Originally Posted by Buffalobob
An object will tend to achieve a minimum energy configuration. A partition achieves that through the deformation process as is shown in the picture. How your bullet does it I do not know but I doubt that it is consistent. The reason long VLD bullets require fast twist barrels is that flying point first is not a minimum energy configuration therefore energy must be added to prevent it from achieving such a configuration. The bottom line is what does one wish for the bullet to do once it has expanded.
I personally do not mind tumbling bullets because that is what we used and that makes a non-expanding bullet cause a larger wound channel (with less penetration). However one simply should know what a bullet is going to do before using it for serious work. Having been down the road with semi wet newspaper I don't do that anymore being as the result can be very misleading.
Both in wet news-paper, water-jugs, and correctly calibrated gel, the MK318 MOD0 SOST ammunition will fragment very shortly after impact.

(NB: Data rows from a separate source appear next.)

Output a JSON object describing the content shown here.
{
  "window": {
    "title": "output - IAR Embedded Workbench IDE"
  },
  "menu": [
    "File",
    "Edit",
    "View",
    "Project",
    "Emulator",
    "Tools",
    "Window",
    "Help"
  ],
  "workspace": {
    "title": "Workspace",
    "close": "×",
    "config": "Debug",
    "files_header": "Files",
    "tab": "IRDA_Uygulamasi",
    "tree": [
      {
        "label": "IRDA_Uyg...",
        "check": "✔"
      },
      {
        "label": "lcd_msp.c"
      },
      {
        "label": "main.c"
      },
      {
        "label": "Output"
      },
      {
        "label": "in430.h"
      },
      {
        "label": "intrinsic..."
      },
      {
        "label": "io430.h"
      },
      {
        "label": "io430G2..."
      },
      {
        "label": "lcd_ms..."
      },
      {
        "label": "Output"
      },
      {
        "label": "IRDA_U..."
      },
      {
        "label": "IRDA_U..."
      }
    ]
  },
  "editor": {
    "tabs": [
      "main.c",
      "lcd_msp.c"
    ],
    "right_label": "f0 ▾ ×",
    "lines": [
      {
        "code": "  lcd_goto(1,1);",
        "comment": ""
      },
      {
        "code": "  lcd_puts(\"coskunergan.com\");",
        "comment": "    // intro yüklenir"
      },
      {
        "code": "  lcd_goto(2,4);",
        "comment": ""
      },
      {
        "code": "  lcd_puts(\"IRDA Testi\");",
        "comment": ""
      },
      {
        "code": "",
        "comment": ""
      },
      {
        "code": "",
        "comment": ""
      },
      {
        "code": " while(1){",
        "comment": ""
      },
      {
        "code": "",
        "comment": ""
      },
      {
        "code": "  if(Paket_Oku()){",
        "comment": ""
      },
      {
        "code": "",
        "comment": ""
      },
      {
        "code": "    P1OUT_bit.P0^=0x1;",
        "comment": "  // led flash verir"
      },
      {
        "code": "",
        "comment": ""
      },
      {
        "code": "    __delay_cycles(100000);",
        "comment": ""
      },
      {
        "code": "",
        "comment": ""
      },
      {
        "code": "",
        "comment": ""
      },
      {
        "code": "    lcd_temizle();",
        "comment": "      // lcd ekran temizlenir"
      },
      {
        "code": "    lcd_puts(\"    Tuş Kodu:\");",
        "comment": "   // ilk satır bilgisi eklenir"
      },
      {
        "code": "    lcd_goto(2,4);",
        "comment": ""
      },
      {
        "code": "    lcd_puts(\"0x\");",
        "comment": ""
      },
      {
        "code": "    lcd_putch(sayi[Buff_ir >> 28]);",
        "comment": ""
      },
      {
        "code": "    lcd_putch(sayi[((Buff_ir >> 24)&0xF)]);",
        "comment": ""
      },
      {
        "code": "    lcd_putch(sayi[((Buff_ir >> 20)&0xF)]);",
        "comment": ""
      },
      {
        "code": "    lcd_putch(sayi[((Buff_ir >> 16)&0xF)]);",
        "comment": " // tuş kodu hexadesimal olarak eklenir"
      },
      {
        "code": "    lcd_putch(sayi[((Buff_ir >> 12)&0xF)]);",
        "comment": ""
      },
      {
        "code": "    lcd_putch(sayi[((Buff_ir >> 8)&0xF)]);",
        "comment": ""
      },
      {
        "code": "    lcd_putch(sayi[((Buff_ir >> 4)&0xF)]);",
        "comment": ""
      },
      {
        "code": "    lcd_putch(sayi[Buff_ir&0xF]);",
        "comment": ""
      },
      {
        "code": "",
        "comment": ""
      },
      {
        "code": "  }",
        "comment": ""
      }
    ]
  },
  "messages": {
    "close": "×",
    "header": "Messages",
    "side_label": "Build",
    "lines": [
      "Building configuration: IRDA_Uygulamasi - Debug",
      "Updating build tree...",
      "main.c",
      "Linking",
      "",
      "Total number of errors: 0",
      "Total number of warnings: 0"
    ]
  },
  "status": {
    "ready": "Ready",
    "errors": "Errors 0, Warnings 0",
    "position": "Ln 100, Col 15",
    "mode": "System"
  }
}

The front half of the bullet will become a snow-storm of lead and copper, and the back half (solid copper) will continue forward with minimal radial expansion (more or less, depending either on flesh or wood or whatever it hits) like the solid copper wad-cutter it has become. Not enough people have yet been shot with it to say what it does to people, at least, enough people to get back to me.
The MK318 MOD 0 SOST is not dependent upon yaw to fragment. It performs reliably out to 100m from a 10.5" barrel. Its performance is much more predictable than M855, which it was designed to replace.
I do not understand what you are trying to say when you indicate to me that a 30gr copper projectile will penetrate a shallower distance than a 30gr copper-jacketed projectile (meaning, the base of the SOST vs. the base of a Nosler Partition.)
Their meplat diameter is assumed the same, and their weight is the same. Penetration should be identical.
However, your Nosler partition is a hunting bullet, so instead of fragmenting (one hopes...) it will expand. It is not like the SOST at all, in this regard, which is designed to rapidly fragment, shearing at the first band as I have pictured. Every single bullet I have recovered from every medium I have shot, as well as every picture of every single bullet recovered that I have seen, shears at this point. Looking at the cross-section I took of the bullet, this is easily explained.
The SOST does what it was meant to do: Rapidly fragment WITHOUT having to first yaw, and yet provide good penetration afterward, and against barriers such as glass, car-bodies, and the like.
If it helps, think of a Speer TNT 30gr Varmint bullet stacked on-top of a 30gr solid-copper wad-cutter. That is how the SOST performs, in the simplest of terms.